After spending nine years in prison stemming from his involvement in a Las Vegas robbery, Orenthal James "O.J." Simpson was granted parole on Thursday. He could be released as soon as October 1, according to ABC News.
When the 70-year-old was recalling the night of the robbery, he told the four Nevada commissioners that he "wish[es] this would have never happened."
Simpson was at times jovial and combative with the members of the parole board, expressing his remorse and saying he's humbled by his incarceration. Simpson was sentenced to prison following an arrest in 2007 during a botched robbery in Las Vegas, when he led a group of men into a hotel and casino to steal sports memorabilia at gunpoint. He contended the memorabilia and other personal items belonged to him.
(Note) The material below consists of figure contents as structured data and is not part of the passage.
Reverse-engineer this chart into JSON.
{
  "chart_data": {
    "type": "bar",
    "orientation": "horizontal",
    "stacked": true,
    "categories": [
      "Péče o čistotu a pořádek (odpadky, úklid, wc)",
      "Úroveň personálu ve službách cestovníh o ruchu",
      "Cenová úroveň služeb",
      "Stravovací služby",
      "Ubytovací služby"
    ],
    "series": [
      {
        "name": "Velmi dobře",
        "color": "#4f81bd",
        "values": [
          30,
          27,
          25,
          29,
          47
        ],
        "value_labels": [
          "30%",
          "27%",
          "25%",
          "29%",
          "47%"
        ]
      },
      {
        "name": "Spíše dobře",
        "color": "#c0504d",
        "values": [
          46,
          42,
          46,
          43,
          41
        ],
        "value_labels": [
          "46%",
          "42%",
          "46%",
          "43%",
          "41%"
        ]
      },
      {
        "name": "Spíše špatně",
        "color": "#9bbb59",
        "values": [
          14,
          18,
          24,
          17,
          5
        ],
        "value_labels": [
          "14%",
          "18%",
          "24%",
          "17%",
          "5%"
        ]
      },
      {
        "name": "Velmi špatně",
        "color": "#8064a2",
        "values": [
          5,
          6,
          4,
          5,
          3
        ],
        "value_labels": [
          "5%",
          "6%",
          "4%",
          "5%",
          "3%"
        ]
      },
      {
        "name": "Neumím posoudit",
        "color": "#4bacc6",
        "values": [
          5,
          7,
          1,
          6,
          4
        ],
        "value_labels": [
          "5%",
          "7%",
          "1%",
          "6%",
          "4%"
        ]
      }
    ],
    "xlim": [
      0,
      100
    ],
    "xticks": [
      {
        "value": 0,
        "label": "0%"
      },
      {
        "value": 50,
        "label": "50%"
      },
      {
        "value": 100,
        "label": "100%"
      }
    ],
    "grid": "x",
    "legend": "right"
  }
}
Simpson said the memorabilia was his, and he wanted his property back. "I haven't made any excuses in the nine years I've been here and not trying to make an excuses now," he said. When asked if the property were indeed his, he replied, "It's been ruled legally by the state of California that it was my property and they've given it to me," according to ABC.
Simpson said he takes full responsibility for what happened, and said he plans to live a better life outside of prison. "I'm not a guy who lived a criminal life," he said, and added that he's been "a good guy" while behind bars, ABC reported. Taking an "alternative to violence" class in prison was a pivotal moment for him, and he said it was "the most important course anybody in this prison can take because it teaches you how to deal with conflict through conversation."
"I had some problems with fidelity in my life, but I've always been a guy that pretty much got along with everybody," Simpson said.
Arnelle Simpson, the former football star's oldest daughter, also spoke at the hearing. "No one really knows how much we have been through, this ordeal in the last nine years," she said, according to ABC. "We just want him to come home."
"This has been really, truly hard. ... I know that he is remorseful," she added.
Bruce Fromong, a victim of the robbery and one of the memorabilia dealers, also spoke. He admitted the items in the hotel room did belong to Simpson but said Simpson "was misguided" on the day of the robbery, ABC reported.
"He was led to believe that on that day, there were going to be thousands of pieces of his personal memorabilia, pictures of his wife from his first marriage, pictures of his kids. He was told there were going to be possibly his wife's wedding ring, thousands of things. He was misled about what was going to be there that day," Fromong said. "O.J. never held a gun on me."
"O.J. is my friend, always has been, and I hope will remain my friend."